Secara terminologi kata akhlak memiliki banyak definisi. Para tokoh pendidikan dan ulama pun tidak ketinggalan
memberikan pemaparannya, di antaranya Ibnu Miskawaih mengatakan bahwa akhlak
adalah keadaan jiwa seseorang yang mendorongnya untuk melakukan
perbuatan-perbuatan tanpa melalui pertimbangan pikiran terlebih dahulu.[1]
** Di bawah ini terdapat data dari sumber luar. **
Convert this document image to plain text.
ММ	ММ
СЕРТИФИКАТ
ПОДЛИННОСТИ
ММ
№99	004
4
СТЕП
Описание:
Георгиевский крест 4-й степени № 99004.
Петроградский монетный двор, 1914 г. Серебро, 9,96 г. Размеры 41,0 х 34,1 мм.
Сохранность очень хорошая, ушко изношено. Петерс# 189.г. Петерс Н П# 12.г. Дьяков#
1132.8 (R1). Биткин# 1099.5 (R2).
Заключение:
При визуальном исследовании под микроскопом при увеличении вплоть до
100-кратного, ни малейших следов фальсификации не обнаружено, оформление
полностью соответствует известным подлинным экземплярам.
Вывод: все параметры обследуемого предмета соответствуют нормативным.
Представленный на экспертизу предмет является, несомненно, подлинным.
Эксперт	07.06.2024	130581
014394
Ali Abdul Halim Mahmud mengatakan bahwa definisi akhlak adalah sebuah
sistem yang terdiri dari karakteristik-karakteristik akal atau tingkah laku
yang membuat seseorang menjadi istimewa. karakteristik-karakteristik ini membuat
kerangka psikologi seseorang dan membuatnya berprilaku sesuai dengan dirinya
dan nilai yang cocok dengan dirinya dalam kondisi yang berbeda-beda.[2]
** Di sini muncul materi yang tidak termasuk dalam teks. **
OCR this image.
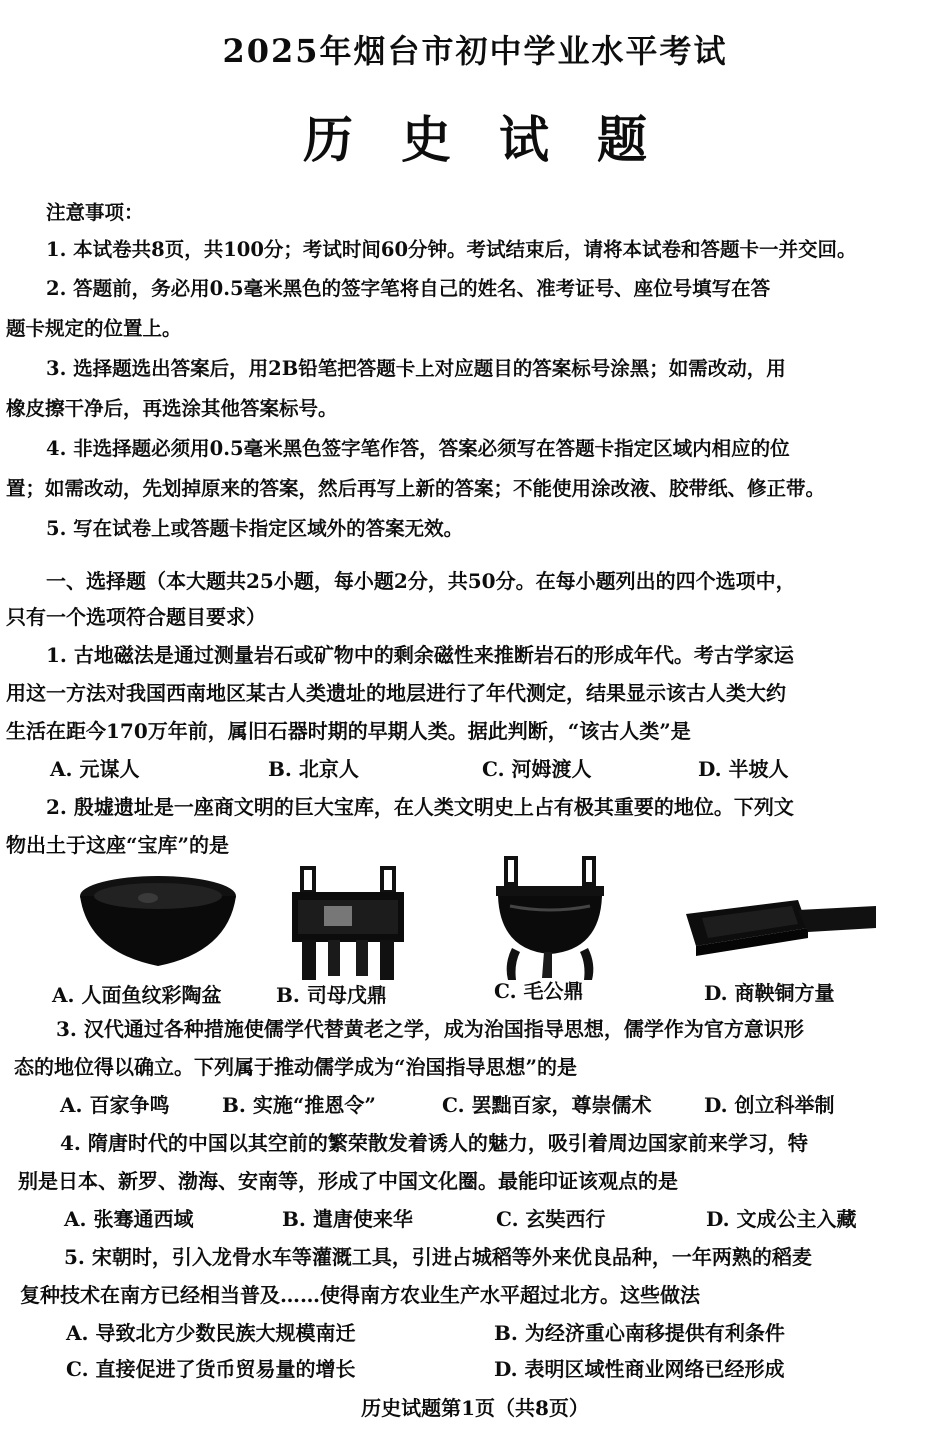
2025年烟台市初中学业水平考试
历史试题
注意事项：
1. 本试卷共8页，共100分；考试时间60分钟。考试结束后，请将本试卷和答题卡一并交回。
2. 答题前，务必用0.5毫米黑色的签字笔将自己的姓名、准考证号、座位号填写在答
题卡规定的位置上。
3. 选择题选出答案后，用2B铅笔把答题卡上对应题目的答案标号涂黑；如需改动，用
橡皮擦干净后，再选涂其他答案标号。
4. 非选择题必须用0.5毫米黑色签字笔作答，答案必须写在答题卡指定区域内相应的位
置；如需改动，先划掉原来的答案，然后再写上新的答案；不能使用涂改液、胶带纸、修正带。
5. 写在试卷上或答题卡指定区域外的答案无效。
一、选择题（本大题共25小题，每小题2分，共50分。在每小题列出的四个选项中，
只有一个选项符合题目要求）
1. 古地磁法是通过测量岩石或矿物中的剩余磁性来推断岩石的形成年代。考古学家运
用这一方法对我国西南地区某古人类遗址的地层进行了年代测定，结果显示该古人类大约
生活在距今170万年前，属旧石器时期的早期人类。据此判断，“该古人类”是
A. 元谋人	B. 北京人	C. 河姆渡人	D. 半坡人
2. 殷墟遗址是一座商文明的巨大宝库，在人类文明史上占有极其重要的地位。下列文
物出土于这座“宝库”的是
A. 人面鱼纹彩陶盆	B. 司母戊鼎	C. 毛公鼎	D. 商鞅铜方量
3. 汉代通过各种措施使儒学代替黄老之学，成为治国指导思想，儒学作为官方意识形
态的地位得以确立。下列属于推动儒学成为“治国指导思想”的是
A. 百家争鸣	B. 实施“推恩令”	C. 罢黜百家，尊崇儒术	D. 创立科举制
4. 隋唐时代的中国以其空前的繁荣散发着诱人的魅力，吸引着周边国家前来学习，特
别是日本、新罗、渤海、安南等，形成了中国文化圈。最能印证该观点的是
A. 张骞通西域	B. 遣唐使来华	C. 玄奘西行	D. 文成公主入藏
5. 宋朝时，引入龙骨水车等灌溉工具，引进占城稻等外来优良品种，一年两熟的稻麦
复种技术在南方已经相当普及……使得南方农业生产水平超过北方。这些做法
A. 导致北方少数民族大规模南迁	B. 为经济重心南移提供有利条件
C. 直接促进了货币贸易量的增长	D. 表明区域性商业网络已经形成
历史试题第1页（共8页）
Menurut Abdullah Dirroj, akhlak adalah suatu kekuatan dalam kehendak yang
mantap, kekuatan dan kehendak berkombinasi membawa kecenderungan pada pemilihan
pihak yang benar (dalam akhlak yang baik) atau pihak yang jahat (dalam akhlak
yang jahat). Menurutnya perbuatan-perbuatan manusia dapat dianggap sebagai
manifestasi dari akhlaknya apabila dipenuhi dua syarat. Pertama, perbuatan
itu dilakukan berulang kali. Kedua, perbuatan itu dilakukan karena
dorongan jiwa, bukan karena adanya paksaan dari luar atau orang lain.[3]
Disamping itu, istilah akhlak, ada beberapa istilah yang sering disama artikan
dengan akhlak yaitu moral, etika dan susila.[4]
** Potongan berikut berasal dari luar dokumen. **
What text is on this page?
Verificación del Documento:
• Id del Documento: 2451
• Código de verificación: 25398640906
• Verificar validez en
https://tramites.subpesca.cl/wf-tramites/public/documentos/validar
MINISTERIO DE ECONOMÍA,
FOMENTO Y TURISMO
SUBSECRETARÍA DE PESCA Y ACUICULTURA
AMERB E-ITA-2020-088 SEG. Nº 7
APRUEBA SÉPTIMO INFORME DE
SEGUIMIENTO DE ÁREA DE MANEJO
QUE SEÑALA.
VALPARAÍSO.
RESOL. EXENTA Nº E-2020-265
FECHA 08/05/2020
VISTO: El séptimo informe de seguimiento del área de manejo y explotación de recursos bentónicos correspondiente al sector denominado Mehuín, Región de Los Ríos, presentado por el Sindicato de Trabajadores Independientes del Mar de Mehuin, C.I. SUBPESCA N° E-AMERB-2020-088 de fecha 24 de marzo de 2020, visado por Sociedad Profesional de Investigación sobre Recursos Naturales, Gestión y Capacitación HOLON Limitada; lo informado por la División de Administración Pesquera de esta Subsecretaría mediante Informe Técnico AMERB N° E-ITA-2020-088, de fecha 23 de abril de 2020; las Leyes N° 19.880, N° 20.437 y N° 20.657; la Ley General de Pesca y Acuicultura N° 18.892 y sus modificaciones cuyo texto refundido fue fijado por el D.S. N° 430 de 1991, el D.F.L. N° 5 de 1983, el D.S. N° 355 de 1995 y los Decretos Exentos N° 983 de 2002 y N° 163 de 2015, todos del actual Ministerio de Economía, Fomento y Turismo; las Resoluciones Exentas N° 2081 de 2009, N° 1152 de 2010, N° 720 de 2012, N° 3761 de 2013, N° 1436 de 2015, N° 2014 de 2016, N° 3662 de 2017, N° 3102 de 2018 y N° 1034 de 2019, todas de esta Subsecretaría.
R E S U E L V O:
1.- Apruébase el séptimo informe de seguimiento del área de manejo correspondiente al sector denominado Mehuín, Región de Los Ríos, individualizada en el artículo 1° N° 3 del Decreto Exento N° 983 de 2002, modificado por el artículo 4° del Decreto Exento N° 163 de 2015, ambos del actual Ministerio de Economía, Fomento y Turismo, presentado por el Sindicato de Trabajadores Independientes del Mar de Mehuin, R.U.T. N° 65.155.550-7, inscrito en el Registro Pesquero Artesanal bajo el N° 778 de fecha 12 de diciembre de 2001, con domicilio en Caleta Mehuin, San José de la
Moral berasal dari bahasa Latin (mores) ialah prilaku yang sudah menjadi
kebiasaan seseorang dan baik buruknya perilaku itu diukur dengan norma yang
berlaku. Sedang etika berasal dari bahasa Yunani (ethos) ialah perilaku
yang sudah menjadi kebiasaan seseorang baik dan buruk diukur dengan logika yang
sehat. Susila berasal dari bahasa Sansekerta (su = baik dan sila
= prinsip), yaitu perilaku yang sudah menjadi kebiasaan seseorang.
Dalam bahasa Yunani istilah akhlak dipergunakan istilah ethos atau
ethikos atau etika (tanpa memakai hurup H) yang mengandung arti
“etika adalah usaha manusia untuk memakai akal budi budi daya fikirnya untuk
memecahkan masalah bagaimana ia harus hidup kalau ia mau menjadi baik”.[5]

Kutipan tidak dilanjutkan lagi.